O que foi a Declaração de Independência?
Trata-se de um documento político e legal que oficializou a separação das colônias do domínio da Grã-Bretanha. Além de ser um aviso de ruptura, o texto buscou justificar ao mundo os fundamentos éticos e morais da decisão, baseando-se em conceitos de direito natural e soberania popular.
Mentes por trás do texto
Thomas Jefferson foi o principal autor do rascunho original. Ele trabalhou em conjunto com o grupo conhecido como ‘Comitê dos Cinco’, que incluía figuras como Benjamin Franklin e John Adams. Ao todo, 56 delegados assinaram o documento, comprometendo suas vidas e honras para a fundação da nova nação.
As ‘verdades evidentes’ e direitos fundamentais
A Declaração de Independência afirma que todos os homens são criados iguais e que o Criador os dotou de direitos inalienáveis. Entre esses direitos fundamentais estão a Vida, a Liberdade e a busca da Felicidade. Essas ideias formam a base filosófica das democracias contemporâneas e da proteção aos direitos individuais.
Razões para a ruptura com a monarquia britânica
O documento elenca uma série de abusos atribuídos ao Rei George III, caracterizados como ‘tirania absoluta’. As queixas incluíam a imposição de impostos sem o consentimento dos colonos, a suspensão de assembleias legislativas locais, a obstrução da justiça e a manutenção de exércitos em tempos de paz.

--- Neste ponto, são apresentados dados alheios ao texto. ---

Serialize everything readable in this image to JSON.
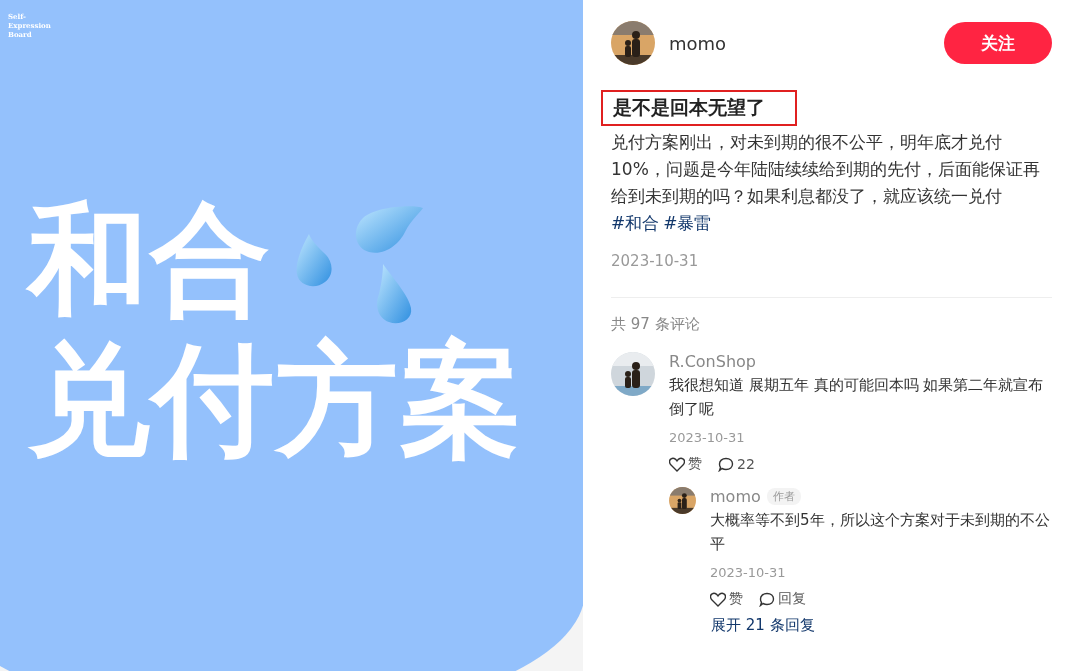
{
  "post_image": {
    "caption": "Self-Expression Board",
    "headline_lines": [
      "和合",
      "兑付方案"
    ]
  },
  "author": {
    "name": "momo"
  },
  "follow_button": "关注",
  "title": {
    "text": "是不是回本无望了",
    "highlighted": true
  },
  "body": "兑付方案刚出，对未到期的很不公平，明年底才兑付10%，问题是今年陆陆续续给到期的先付，后面能保证再给到未到期的吗？如果利息都没了，就应该统一兑付",
  "tags": [
    "#和合",
    "#暴雷"
  ],
  "date": "2023-10-31",
  "comment_count": "共 97 条评论",
  "comments": [
    {
      "name": "R.ConShop",
      "text": "我很想知道 展期五年 真的可能回本吗 如果第二年就宣布倒了呢",
      "date": "2023-10-31",
      "actions": [
        {
          "kind": "like",
          "label": "赞"
        },
        {
          "kind": "reply",
          "label": "22"
        }
      ],
      "replies": [
        {
          "name": "momo",
          "badge": "作者",
          "text": "大概率等不到5年，所以这个方案对于未到期的不公平",
          "date": "2023-10-31",
          "actions": [
            {
              "kind": "like",
              "label": "赞"
            },
            {
              "kind": "reply",
              "label": "回复"
            }
          ]
        }
      ],
      "more_replies": "展开 21 条回复"
    }
  ]
}
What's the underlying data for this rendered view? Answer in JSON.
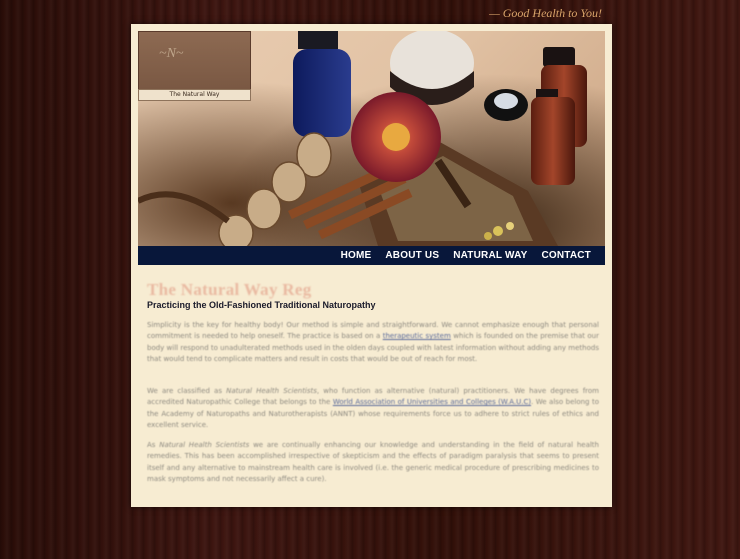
{
  "tagline": "— Good Health to You!",
  "logo": {
    "caption": "The Natural Way"
  },
  "hero": {
    "image": "natural-remedies-photo"
  },
  "nav": [
    "HOME",
    "ABOUT US",
    "NATURAL WAY",
    "CONTACT"
  ],
  "page_title": "The Natural Way Reg",
  "subtitle": "Practicing the Old-Fashioned Traditional Naturopathy",
  "paragraphs": {
    "p1_before": "Simplicity is the key for healthy body! Our method is simple and straightforward. We cannot emphasize enough that personal commitment is needed to help oneself. The practice is based on a",
    "p1_link": "therapeutic system",
    "p1_after": "which is founded on the premise that our body will respond to unadulterated methods used in the olden days coupled with latest information without adding any methods that would tend to complicate matters and result in costs that would be out of reach for most.",
    "p2_before": "We are classified as",
    "p2_italic": "Natural Health Scientists",
    "p2_mid": ", who function as alternative (natural) practitioners. We have degrees from accredited Naturopathic College that belongs to the",
    "p2_link": "World Association of Universities and Colleges (W.A.U.C)",
    "p2_after": ". We also belong to the Academy of Naturopaths and Naturotherapists (ANNT) whose requirements force us to adhere to strict rules of ethics and excellent service.",
    "p3_before": "As",
    "p3_italic": "Natural Health Scientists",
    "p3_after": "we are continually enhancing our knowledge and understanding in the field of natural health remedies. This has been accomplished irrespective of skepticism and the effects of paradigm paralysis that seems to present itself and any alternative to mainstream health care is involved (i.e. the generic medical procedure of prescribing medicines to mask symptoms and not necessarily affect a cure)."
  }
}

Impacto global do documento
A Declaração não apenas serviu como certidão de nascimento dos Estados Unidos, mas também inspirou diversos movimentos de independência nas Américas. Ela consolidou a ideia de que os governos devem servir aos cidadãos, e não o contrário, contribuindo para a disseminação de valores republicanos e democráticos globalmente. As informações foram apuradas pela equipe de repórteres da Gazeta do Povo.